Structural analysis and implicit 3D modelling of Jwaneng Mine: Insights into deformation of the Transvaal Supergroup in SE Botswana

2018 
Abstract Country rock at Jwaneng Diamond Mine provides a rare insight into the deformational history of the Transvaal Supergroup in southern Botswana. The ca. 235 Ma kimberlite diatremes intruded into late Archaean to Early Proterozoic, mixed, siliciclastic-carbonate sediments, that were subjected to at least three deformational events. The first deformational event (D 1 ), caused by NW-SE directed compression, is responsible for NE-trending, open folds (F 1 ) with associated diverging, fanning, axial planar cleavage.
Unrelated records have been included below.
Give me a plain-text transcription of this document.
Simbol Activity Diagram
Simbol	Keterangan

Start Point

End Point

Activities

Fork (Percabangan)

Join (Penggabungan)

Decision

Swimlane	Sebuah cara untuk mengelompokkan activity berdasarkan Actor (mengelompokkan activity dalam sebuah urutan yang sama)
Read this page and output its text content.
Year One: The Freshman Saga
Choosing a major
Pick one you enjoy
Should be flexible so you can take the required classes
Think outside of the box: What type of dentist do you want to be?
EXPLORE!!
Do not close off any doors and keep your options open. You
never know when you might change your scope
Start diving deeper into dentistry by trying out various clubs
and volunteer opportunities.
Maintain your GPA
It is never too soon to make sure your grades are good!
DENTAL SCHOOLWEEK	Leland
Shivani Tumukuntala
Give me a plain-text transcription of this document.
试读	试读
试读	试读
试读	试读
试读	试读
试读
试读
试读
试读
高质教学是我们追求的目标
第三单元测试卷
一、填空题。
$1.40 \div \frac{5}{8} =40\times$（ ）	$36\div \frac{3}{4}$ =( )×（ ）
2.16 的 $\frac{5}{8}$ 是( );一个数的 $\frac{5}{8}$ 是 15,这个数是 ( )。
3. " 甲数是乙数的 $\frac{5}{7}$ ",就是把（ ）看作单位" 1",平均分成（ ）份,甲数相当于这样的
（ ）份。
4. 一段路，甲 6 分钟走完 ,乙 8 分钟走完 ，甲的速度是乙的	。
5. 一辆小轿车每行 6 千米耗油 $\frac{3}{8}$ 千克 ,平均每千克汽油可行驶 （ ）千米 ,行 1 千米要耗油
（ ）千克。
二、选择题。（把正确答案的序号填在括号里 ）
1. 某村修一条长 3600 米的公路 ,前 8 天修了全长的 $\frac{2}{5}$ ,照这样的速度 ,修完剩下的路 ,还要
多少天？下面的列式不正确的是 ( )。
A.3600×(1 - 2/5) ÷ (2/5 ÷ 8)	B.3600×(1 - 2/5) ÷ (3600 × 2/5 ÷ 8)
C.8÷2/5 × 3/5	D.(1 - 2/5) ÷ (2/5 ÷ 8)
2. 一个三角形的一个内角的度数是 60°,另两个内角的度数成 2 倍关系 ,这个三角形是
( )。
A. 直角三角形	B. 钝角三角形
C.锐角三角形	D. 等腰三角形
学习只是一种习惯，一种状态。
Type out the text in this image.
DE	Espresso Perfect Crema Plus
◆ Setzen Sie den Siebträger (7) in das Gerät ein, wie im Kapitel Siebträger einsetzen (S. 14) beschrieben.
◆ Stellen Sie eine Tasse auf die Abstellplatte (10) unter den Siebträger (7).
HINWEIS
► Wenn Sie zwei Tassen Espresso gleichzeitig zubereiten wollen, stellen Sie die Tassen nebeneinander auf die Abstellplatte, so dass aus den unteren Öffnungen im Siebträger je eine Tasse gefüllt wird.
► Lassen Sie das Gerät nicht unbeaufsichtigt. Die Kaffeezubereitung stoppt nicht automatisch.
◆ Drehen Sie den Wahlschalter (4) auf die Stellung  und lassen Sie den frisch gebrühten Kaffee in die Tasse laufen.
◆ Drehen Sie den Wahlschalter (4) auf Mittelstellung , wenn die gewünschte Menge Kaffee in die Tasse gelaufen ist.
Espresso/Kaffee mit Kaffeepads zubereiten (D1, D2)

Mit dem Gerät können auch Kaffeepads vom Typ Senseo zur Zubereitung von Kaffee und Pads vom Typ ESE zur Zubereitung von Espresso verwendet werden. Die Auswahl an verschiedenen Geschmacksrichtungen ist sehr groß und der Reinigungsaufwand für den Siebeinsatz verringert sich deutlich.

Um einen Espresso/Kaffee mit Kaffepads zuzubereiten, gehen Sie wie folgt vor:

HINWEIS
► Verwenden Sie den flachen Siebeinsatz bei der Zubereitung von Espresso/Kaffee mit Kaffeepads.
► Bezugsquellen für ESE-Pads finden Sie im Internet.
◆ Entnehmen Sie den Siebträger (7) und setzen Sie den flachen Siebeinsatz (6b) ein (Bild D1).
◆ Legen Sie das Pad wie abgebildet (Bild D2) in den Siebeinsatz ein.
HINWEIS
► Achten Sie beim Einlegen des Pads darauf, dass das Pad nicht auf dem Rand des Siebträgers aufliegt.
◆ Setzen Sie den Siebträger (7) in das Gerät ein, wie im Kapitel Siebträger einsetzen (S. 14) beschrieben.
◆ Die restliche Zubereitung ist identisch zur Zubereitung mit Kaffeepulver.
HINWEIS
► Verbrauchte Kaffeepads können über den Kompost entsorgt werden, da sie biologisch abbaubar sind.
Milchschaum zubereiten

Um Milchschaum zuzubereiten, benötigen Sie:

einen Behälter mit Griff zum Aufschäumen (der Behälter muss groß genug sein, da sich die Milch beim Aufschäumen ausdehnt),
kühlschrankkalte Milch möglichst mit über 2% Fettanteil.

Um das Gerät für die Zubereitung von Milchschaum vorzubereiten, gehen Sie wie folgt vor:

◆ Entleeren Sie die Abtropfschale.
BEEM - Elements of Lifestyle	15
The second deformational event (D 2 ) is probably progressive, involving a clockwise rotation of the principal stress to NE-SW trends. Early D 2 , which was N-S directed, involved left-lateral, oblique shearing along cleavage planes that developed around F 1 folds, along with the development of antithetic structures. Progressive clockwise rotation of far-field forces saw the development of NW-trending folds (F 2 ) and its associated, weak, axial planar cleavage. D 3 is an extensional event in which normal faulting, along pre-existing cleavage planes, created a series of rhomboid-shaped, fault-bounded blocks. Normal faults, which bound these blocks, are the dominant structures at Jwaneng Mine. Combined with block rotation and NW-dipping bedding, a horst-like structure on the northwestern limb of a broad, gentle, NE-trending anticline is indicated. The early compressional and subsequent extensional events are consistent throughout the Jwaneng-Ramotswa-Lobatse-Thabazimbi area, suggesting that a large area records the same fault geometry and, consequently, deformational history. It is proposed that Jwaneng Mine is at or near the northernmost limit of the initial, northwards-directed compressional event.